That's the best I can do  I'm sorry that your parents don't want you to bring your budgie. If you do find an airline that can take your budgie either in the cabin or _safely_ on board in another way, talk to your parents and see if it's something that they can do.

If your parents absolutely don't want to take the budgie, there's not much you can do if they're convinced of their decision. Since you will have to rehome him, I would begin writing down pre-screening questions you would ask any potential owners and consider that option, too.

Best wishes!


----------



## HappiBudgie (Jan 17, 2017)

Are you in the US right now? I know there are a few american airlines that allow pets. Do some research on it and I hope will find something. I'm sorry your parents don't want to take your budgie  
Also, this might be helpful :blink: I suppose...: How to Convince Your Parents to Let You Do Anything


----------



## FaeryBee (May 9, 2011)

*It is important that you be the one to do the necessary research with regard to the airline restrictions, custom/import laws about bringing the budgie into the new country, etc.
Additionally, you need for determine if the country (which one??) allows budgies to be brought into that area from the U.S. 
Do not expect your parents to do this for you. 
You are old enough to handle the responsibility and showing your parents you have the maturity to take the initiative will go a long way.

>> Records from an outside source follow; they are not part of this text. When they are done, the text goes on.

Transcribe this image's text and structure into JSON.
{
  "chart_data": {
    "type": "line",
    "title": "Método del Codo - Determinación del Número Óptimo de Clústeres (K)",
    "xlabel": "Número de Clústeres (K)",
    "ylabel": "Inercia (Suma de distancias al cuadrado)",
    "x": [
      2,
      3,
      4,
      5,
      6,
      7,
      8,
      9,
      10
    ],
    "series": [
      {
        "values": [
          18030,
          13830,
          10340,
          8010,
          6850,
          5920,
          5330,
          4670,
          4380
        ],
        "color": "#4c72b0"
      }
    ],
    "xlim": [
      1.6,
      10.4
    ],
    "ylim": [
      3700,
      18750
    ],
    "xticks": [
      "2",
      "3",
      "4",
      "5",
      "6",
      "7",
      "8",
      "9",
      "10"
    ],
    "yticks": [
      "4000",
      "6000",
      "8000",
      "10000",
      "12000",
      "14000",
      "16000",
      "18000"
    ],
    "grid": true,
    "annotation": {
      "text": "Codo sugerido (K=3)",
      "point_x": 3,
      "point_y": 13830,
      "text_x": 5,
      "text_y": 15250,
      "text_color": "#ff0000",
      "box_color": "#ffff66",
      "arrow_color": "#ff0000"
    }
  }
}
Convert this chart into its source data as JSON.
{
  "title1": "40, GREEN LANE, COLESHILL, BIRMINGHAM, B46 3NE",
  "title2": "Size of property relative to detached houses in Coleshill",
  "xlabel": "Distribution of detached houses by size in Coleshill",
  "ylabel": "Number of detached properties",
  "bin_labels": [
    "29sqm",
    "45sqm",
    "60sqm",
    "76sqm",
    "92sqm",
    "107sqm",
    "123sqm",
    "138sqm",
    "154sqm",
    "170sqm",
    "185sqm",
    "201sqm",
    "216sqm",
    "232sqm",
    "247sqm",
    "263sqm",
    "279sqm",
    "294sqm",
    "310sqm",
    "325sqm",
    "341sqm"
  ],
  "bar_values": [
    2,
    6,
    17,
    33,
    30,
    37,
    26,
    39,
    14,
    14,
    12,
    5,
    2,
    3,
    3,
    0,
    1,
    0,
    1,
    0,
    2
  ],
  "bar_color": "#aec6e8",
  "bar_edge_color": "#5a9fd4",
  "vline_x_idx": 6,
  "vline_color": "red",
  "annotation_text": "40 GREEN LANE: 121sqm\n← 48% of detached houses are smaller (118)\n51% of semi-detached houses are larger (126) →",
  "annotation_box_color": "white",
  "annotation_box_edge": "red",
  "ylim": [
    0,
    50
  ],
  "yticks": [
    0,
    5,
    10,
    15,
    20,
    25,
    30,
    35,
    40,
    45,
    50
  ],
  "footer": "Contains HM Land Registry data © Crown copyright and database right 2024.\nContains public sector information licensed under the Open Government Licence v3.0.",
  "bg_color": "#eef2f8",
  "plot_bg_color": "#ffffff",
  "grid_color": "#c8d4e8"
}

Additionally, you should be making arrangements to cover the costs yourself of taking the budgie by airline. 
If you do not have a part-time job, try to get one. 
Save any money received as birthday or holiday gifts to use for the expense of transporting the budgie via air.
Recognize that your budgie might need to be transported by a different airline that the one you are traveling on -- you'll have to check with various airlines after determining the custom/importation regulations of the destination country.

Make things as easy on your parents as possible and they will be more likely to honor your request to bring the budgie when you move.

Best wishes!*


----------